Broken Angels (Gollancz SF S.)
by Richard Morgan
Review by John Berlyne
Gollancz Hardcover ISBN/ITEM#: 0575073233
Date: 20 March 2003 List Price £17.99 Amazon US / Amazon UK / Show Official Info /
Altered Carbon, Richard Morgan's debut novel released last year was certainly one of top books of 2002. An astonishing first novel that brushed aside many works by established writers in my personal league table. Essentially a hard-boiled future SF-noir, it was one of those works that fizzled with such energy and verve that to my mind at least it was the embodiment of that ever-to-be-avoided reviewers cliché, "unputdownable". The novel received rave reviews across the board, nominations for awards and, most notably, Morgan sold a movie option to Joel Silver (the guy who produced The Matrix) for a reported million bucks. Not bad for a first novel!
A year on, Gollancz has released Morgan's follow-up novel, Broken Angels, and of course, after all the hype and histrionics over Altered Carbon, we have every right to expect something equally as scintillating for our entertainment.
I use the term "follow-up" rather than "sequel" deliberately. With a sequel, one supposes a continuation of the story, a repeat performance, if you like, but one that moves us on, that takes us to new places but delivers the same kind of thing. The same, but different! The reader (or viewer, because surely the same rules apply to movie sequels) expects to receive the very thing that made him like the first work and is often disappointed when he has to work too hard to find it. At the same time he's irritated if the story is nothing more than a regurgitation of its predecessor. Certainly a hard thing to achieve, it must be quite a conundrum for a writer with a hit on his hands and who (naturally) wants to be recognised as having more than one string to his bow. With Broken Angels, Morgan has opted for something very different from Altered Carbon. From the basic detective story set up of that novel, he has moved us into full scale space opera and though doubtless this is a brave choice, for me at least, the transition is abrupt and alienating.

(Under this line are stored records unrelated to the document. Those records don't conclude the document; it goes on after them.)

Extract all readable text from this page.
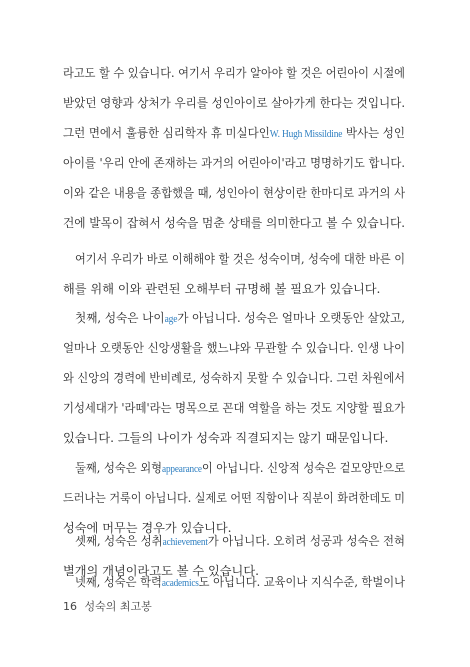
라고도 할 수 있습니다. 여기서 우리가 알아야 할 것은 어린아이 시절에
받았던 영향과 상처가 우리를 성인아이로 살아가게 한다는 것입니다.
그런 면에서 훌륭한 심리학자 휴 미실다인W. Hugh Missildine 박사는 성인
아이를 '우리 안에 존재하는 과거의 어린아이'라고 명명하기도 합니다.
이와 같은 내용을 종합했을 때, 성인아이 현상이란 한마디로 과거의 사
건에 발목이 잡혀서 성숙을 멈춘 상태를 의미한다고 볼 수 있습니다.
여기서 우리가 바로 이해해야 할 것은 성숙이며, 성숙에 대한 바른 이
해를 위해 이와 관련된 오해부터 규명해 볼 필요가 있습니다.
첫째, 성숙은 나이age가 아닙니다. 성숙은 얼마나 오랫동안 살았고,
얼마나 오랫동안 신앙생활을 했느냐와 무관할 수 있습니다. 인생 나이
와 신앙의 경력에 반비례로, 성숙하지 못할 수 있습니다. 그런 차원에서
기성세대가 '라떼'라는 명목으로 꼰대 역할을 하는 것도 지양할 필요가
있습니다. 그들의 나이가 성숙과 직결되지는 않기 때문입니다.
둘째, 성숙은 외형appearance이 아닙니다. 신앙적 성숙은 겉모양만으로
드러나는 거룩이 아닙니다. 실제로 어떤 직함이나 직분이 화려한데도 미
성숙에 머무는 경우가 있습니다.
셋째, 성숙은 성취achievement가 아닙니다. 오히려 성공과 성숙은 전혀
별개의 개념이라고도 볼 수 있습니다.
넷째, 성숙은 학력academics도 아닙니다. 교육이나 지식수준, 학벌이나
16 성숙의 최고봉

Takeshi Kovacs' military roots were alluded to explicitly in Altered Carbon. Now he is back with soldiers and blasters and troop carriers, fighting as a mercenary in dirty war to put down a rebellion on one of the Protectorates far flung planets. He is roped into to a covert operation to recover a startling piece of Martian archaeology, a ship located on the other side of a hyperspacial gate. Such an artifact would be worth countless millions to the Corporations that run society and so Kovacs and his partners, one of whom is an archaeology expert in Martian finds, approach such a company and are hired by Matthias Hand, to act on the company's behalf. This is dangerous ground for Kovacs competitors will stop at nothing to get their hands on the ship but the rewards will more than adequately compensate the risks.
The problem is that the gate happens to be located in the middle of a war zone and to get to it, Kovacs needs to gather a team of hard-assed mercenaries together to get him and his team through. Suffice it to say, with many twists and turns, betrayals and deaths along the way, Kovacs and the grunts make it through to the gate and discover the ship contains more than they bargained for.
So, does Broken Angels work? Hmmmm, kinda! Kovacs, our hero here, is the same cold hearted pragmatic killer that he was previously, but where his dry wit and shocking capacity for violence were one of the central engines that drove the previous novel, here, in an environment peopled almost exclusively by other hard cases, he loses the individual clarity and sharpness that made him such an effective protagonist in Altered Carbon. Broken Angels is full (perhaps too full) of grunt soldiers flinging concussion grenades and one liners at each other. It's hard to keep track of who is who after a while.
This environmental change for both protagonist and reader is key as to why Broken Angels is less intrinsically interesting than its predecessor. It is almost as if the grander scale of the piece dissipates the drive of the novel. That said, the central concept of Altered Carbon, that of "resleeving human" consciousness into a new body, is still key, and Morgan squeezes a little more juice from the idea. The team of grunts under Kovacs' command must work in the fall out of a recent nuclear explosion. They know they are doomed to die within days, but to them, this merely means their bodies rather than themselves. The concept remains versatile and intriguing, but, unlike in Altered Carbon, here is relegated to setting rather than situation. By the same token, the mysterious alien artifact theme didn't do it for me. As a mainstay plot device of the genre, I couldn't help thinking that I wasn't seeing anything new here.
It is clear from both of his novels that Morgan is a very intelligent and highly moral writer. His views on corporate monsters insidiously taking over our lives are clearly drawn throughout the narrative. Likewise, this is a writer who understands how to say "War is Bad" without haranguing the reader and at the same time acknowledges that war is one of the main components for pushing the technology level of society up a few notches on the evolutionary ladder. It is a carefully considered and persuasive argument.
For all the philosophy of Broken Angels though, it does lack the edginess and energy of Altered Carbon and I didn't think it half as good. Morgan, however, remains a writer to watch carefully the next book will be the clincher.